Elle s’appelait Jade. Jade Rabier. Elle était jeune et jolie. Elle avait décidé très tôt de donner une partie de sa vie pour sauver celle des autres ; en toutes circonstances, de leur porter secours. Quel qu’en soit le prix ! Son sourire, timide, tendre et volontaire, exprimait comme une évidence de belles qualités de cœur. Du courage et de l’endurance aussi. Elle avait 22 ans. Elle était sapeur-pompier volontaire à Narbonne et a perdu sa vie lors d’un accident en dehors de son service. On pense alors à ses parents, à leur immense tristesse. À ses amis, ainsi qu’à tous ces jeunes et moins jeunes « soldats du feu ». On pense aussi à la futilité, à la bêtise, et à la théâtralisation des « informations » qui circulent souvent sur les réseaux sociaux. On pense encore au spectacle donné par tous ces désespérés mondains, amoureux des grandes et vagues « idées » du moment qui ricanent sur les chaînes de télé et les radios. Et puis on pense surtout à toutes ces jeunes filles et ces jeunes garçons qui n’aspirent qu’à servir ; qu’à servir en prenant tous les risques dans l’anonymat du plus grand nombre et des médias. Je ne connaissais pas Jade, ni ses parents. C’est en consultant le fil d’actualités de Facebook courant sur mon écran que j’ai vu son visage et appris son décès. Il m’a bouleversé. Il m’a bouleversé, comme tout ce qui soudainement nous rappelle la valeur d’une idée, d’un engagement, d’une vie. Et qu’on oublie. Par habitude. Ou indifférence…

   

En mémoire de Bernard Lapasset.

 
 
 
 
 
 
 
 
 
 
Me.3.5.2023
 
Moments de vie.
 
« L’ancien président de la Fédération française de rugby (FFR) Bernard Lapasset est mort, mardi 2 mai, vers 22 heures, a annoncé la FFR mercredi matin. » Il était 8 h 30, quand j’ai lu sur l’écran de mon smartphone cette « alerte » du journal le Monde. Le temps s’est alors arrêté. Brutalement. Plongé dans ma mémoire, triste et silencieux, j’ai laissé venir à moi celui de ma jeunesse. Et que d’images ; que d’images encore fraîches et bienfaisantes ! C’était un temps où, jeunes provinciaux « déracinés », nous nous retrouvions, Bernard et moi, sur les mêmes terrains de rugby de la région parisienne. Nous jouions alors dans la même équipe « corpo » des « Douanes ». Il était troisième ligne centre, j’étais à son aile, droite ou gauche, selon. Cette magnifique équipe était pour nous, dans cet univers parisien sombre, froid et humide, une seconde patrie de cœur.
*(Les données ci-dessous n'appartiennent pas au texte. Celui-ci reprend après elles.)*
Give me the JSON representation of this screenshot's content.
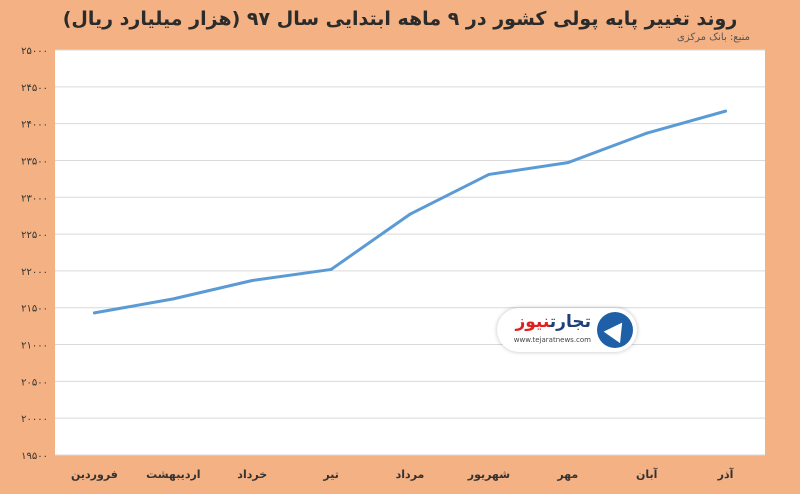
{
  "title": "روند تغییر پایه پولی کشور در ۹ ماهه ابتدایی سال ۹۷ (هزار میلیارد ریال)",
  "source": "منبع: بانک مرکزی",
  "watermark": {
    "name_part1": "تجارت",
    "name_part2": "نیوز",
    "url": "www.tejaratnews.com"
  },
  "colors": {
    "background": "#f4b183",
    "plot": "#ffffff",
    "grid": "#d9d9d9",
    "line": "#5b9bd5"
  },
  "chart_data": {
    "type": "line",
    "categories": [
      "فروردین",
      "اردیبهشت",
      "خرداد",
      "تیر",
      "مرداد",
      "شهریور",
      "مهر",
      "آبان",
      "آذر"
    ],
    "series": [
      {
        "values": [
          21430,
          21620,
          21870,
          22020,
          22770,
          23310,
          23470,
          23870,
          24170
        ]
      }
    ],
    "ylim": [
      19500,
      25000
    ],
    "yticks": [
      "۱۹۵۰۰",
      "۲۰۰۰۰",
      "۲۰۵۰۰",
      "۲۱۰۰۰",
      "۲۱۵۰۰",
      "۲۲۰۰۰",
      "۲۲۵۰۰",
      "۲۳۰۰۰",
      "۲۳۵۰۰",
      "۲۴۰۰۰",
      "۲۴۵۰۰",
      "۲۵۰۰۰"
    ],
    "ytick_values": [
      19500,
      20000,
      20500,
      21000,
      21500,
      22000,
      22500,
      23000,
      23500,
      24000,
      24500,
      25000
    ],
    "grid": true,
    "legend": "none"
  }
}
On y trouvait un même esprit de camaraderie ; de mêmes accents ensoleillés ; une chaleur qui terriblement nous manquaient dans nos vies banlieusardes étriquées, abstraites. Ces moments étaient des moments heureux, n’est-ce pas Alfred, André, Jean-Claude, Jean-Paul… Bernard ? Il faut que je vous le dise, mes amis : ces moments m’ont toujours accompagné ; ils étaient, sur d’autres routes professionnelles plus solitaires et risquées, mon viatique de fraternelles réjouissances de corps et d’esprit. J’ai retrouvé Bernard beaucoup plus tard. Les années avaient passé. Nombreuses ! Il venait d’être élu Président de la FFR avec la volonté de professionnaliser le rugby. Je suis alors « monté » à Paris et avons déjeuné ensemble. J’avais beaucoup changé, lui aussi. Il s’est un peu moqué de mon allure soignée de « techno ». Mais son sourire bienveillant et sa voix étaient les mêmes. Depuis, de loin, je prenais de ses nouvelles. Je le savais malade, souffrant, l’esprit égaré. Il avait 75 ans. En cet instant, celui où j’écris ces lignes, je nous revois encore dans les vestiaires de je ne sais plus quel stade. Vincennes, peut-être ! Nos adversaires étaient ceux du Crédit Lyonnais. Plus costauds et mieux vêtus, nous leur avions pourtant donné une sérieuse raclée. Haroun Tazieff était en deuxième ligne dans cette équipe de banquiers. T’en souviens-tu Bernard ?
 
 
 
 
 

Conversation avec Laly autour de Pâques et de Pâquettep

                 

Di.9.4.1947

Moments de vie.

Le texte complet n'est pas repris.